但是，如果您只是暂时想要monkey patch print，可以将其包装在上下文管理器中：

1
2
3
4
5
6
7
8
9
10
11
12
13
14
15
16
17
18
19
20
21

import builtins

class ChangePrint(object):
def __init__(self):
self.old_print = print

def __enter__(self):
def custom_print(*args, **options):
# Get the desired seperator or the default whitspace
sep = options.pop('sep', ' ')
# Create the final string
printed_string = sep.join(args)
# Modify the final string
printed_string = printed_string.replace('cat', 'dog')
# Call the default print function
self.old_print(printed_string, **options)

builtins.print = custom_print

def __exit__(self, *args, **kwargs):
builtins.print = self.old_print

因此，当您运行时，它取决于所打印的内容：

1
2
3
4
5
6

>>> with ChangePrint() as x:
... test_file.print_something()
...
This dog was scared.
>>> test_file.print_something()
This cat was scared.

所以你可以通过猴子补丁"黑客"print。

修改目标而不是print。

如果你看print的签名，你会注意到file的论点，默认为sys.stdout。注意，这是一个动态默认参数(每次调用print时，它都会查找sys.stdout)，与Python中的正常默认参数不同。因此，如果您更改sys.stdoutprint，实际上将打印到不同的目标，甚至比python还提供redirect_stdout函数更方便(从python 3.4开始，但很容易为早期的python版本创建等效函数)。

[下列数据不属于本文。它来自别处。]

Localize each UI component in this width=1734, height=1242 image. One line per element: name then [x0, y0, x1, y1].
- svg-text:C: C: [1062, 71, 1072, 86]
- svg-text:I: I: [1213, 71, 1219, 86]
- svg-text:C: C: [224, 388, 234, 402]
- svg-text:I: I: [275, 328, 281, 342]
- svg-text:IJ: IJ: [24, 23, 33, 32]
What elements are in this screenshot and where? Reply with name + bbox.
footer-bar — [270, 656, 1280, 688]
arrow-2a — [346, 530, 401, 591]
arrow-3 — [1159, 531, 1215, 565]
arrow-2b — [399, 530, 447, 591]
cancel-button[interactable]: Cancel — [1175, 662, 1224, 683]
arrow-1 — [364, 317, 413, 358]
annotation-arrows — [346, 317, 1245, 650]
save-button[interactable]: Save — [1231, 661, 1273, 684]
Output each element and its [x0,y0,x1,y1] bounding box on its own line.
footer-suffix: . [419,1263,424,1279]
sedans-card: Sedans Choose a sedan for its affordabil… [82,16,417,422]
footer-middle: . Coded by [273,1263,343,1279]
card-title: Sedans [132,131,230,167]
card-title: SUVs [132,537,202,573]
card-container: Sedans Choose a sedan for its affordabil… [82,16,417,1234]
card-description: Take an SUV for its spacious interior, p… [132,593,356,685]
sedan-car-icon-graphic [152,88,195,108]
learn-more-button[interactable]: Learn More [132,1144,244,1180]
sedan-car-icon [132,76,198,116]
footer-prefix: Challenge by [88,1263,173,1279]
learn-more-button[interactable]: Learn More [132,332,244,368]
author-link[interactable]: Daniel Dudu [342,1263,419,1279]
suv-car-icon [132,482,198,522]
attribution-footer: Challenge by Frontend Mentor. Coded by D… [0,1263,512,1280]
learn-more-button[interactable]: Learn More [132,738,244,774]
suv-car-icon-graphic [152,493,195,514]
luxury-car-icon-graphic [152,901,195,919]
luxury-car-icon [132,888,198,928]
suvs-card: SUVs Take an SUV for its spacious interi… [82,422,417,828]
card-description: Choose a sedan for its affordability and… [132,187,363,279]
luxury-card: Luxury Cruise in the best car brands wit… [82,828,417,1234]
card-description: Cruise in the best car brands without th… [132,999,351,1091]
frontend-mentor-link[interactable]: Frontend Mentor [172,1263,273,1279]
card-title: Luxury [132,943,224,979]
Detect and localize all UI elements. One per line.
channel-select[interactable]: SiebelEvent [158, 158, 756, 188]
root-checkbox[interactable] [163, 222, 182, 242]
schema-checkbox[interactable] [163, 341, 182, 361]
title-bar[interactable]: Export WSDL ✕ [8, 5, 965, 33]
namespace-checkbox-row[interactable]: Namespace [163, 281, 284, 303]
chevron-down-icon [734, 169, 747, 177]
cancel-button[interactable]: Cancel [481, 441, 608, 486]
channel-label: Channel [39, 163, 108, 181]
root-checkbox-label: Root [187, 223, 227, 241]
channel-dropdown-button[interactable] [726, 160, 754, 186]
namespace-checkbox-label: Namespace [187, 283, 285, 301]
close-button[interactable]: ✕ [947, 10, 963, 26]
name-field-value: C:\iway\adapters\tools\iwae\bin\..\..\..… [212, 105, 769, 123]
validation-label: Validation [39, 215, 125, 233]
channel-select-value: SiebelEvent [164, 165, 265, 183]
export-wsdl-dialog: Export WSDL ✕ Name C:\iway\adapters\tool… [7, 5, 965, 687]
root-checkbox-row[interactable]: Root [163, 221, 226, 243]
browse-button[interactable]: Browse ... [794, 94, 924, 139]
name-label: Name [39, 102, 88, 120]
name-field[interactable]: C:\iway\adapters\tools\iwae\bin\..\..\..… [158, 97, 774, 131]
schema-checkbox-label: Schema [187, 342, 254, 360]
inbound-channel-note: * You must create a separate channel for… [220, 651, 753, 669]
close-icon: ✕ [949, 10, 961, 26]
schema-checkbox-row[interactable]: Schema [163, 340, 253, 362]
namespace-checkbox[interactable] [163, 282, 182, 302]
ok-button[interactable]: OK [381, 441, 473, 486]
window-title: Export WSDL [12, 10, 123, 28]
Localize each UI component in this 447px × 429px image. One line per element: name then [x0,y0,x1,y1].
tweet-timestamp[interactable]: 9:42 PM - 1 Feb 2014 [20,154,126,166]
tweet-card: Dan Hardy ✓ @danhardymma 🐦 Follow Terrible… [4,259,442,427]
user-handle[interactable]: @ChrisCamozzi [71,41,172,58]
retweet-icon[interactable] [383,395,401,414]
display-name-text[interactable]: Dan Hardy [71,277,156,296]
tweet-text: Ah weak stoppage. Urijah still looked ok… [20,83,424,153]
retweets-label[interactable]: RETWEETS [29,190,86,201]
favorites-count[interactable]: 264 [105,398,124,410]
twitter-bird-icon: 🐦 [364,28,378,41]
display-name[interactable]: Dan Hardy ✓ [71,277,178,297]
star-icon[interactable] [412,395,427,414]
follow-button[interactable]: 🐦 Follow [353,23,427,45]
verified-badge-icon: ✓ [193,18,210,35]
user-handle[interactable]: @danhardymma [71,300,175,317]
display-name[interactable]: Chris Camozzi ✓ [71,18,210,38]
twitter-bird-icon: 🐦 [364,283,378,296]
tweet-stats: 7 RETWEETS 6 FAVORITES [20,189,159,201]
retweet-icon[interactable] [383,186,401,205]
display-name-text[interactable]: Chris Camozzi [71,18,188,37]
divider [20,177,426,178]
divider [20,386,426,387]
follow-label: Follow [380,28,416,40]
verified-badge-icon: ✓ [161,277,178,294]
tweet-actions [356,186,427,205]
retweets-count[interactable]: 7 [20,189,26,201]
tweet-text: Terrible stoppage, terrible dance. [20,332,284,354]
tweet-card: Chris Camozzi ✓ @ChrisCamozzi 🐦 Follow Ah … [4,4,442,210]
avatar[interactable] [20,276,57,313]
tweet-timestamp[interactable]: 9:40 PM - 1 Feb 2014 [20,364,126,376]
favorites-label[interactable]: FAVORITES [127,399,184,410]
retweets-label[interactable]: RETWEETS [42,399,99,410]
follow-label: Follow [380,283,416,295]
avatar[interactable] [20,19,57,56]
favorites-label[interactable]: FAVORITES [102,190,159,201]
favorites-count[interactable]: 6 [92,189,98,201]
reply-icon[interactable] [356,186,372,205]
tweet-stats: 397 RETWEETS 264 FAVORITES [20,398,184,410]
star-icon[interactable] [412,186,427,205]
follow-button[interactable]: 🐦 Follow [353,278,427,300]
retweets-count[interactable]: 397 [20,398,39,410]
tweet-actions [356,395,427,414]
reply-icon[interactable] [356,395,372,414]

缺点是，它不适用于不打印到sys.stdout的print声明，并且创建自己的stdout并不是很简单。

1
2
3
4
5
6
7
8
9

import io
import sys

class CustomStdout(object):
def __init__(self, *args, **kwargs):
self.current_stdout = sys.stdout

def write(self, string):
self.current_stdout.write(string.replace('cat', 'dog'))

但是，这也有效：

1
2
3
4
5
6
7

>>> import contextlib
>>> with contextlib.redirect_stdout(CustomStdout()):
... test_file.print_something()
...
This dog was scared.
>>> test_file.print_something()
This cat was scared.

总结

@abarnet已经提到了其中一些要点，但我想更详细地探讨这些选项。尤其是如何跨模块修改它(使用builtins/__builtin__)以及如何使该更改只是临时的(使用contextmanagers)。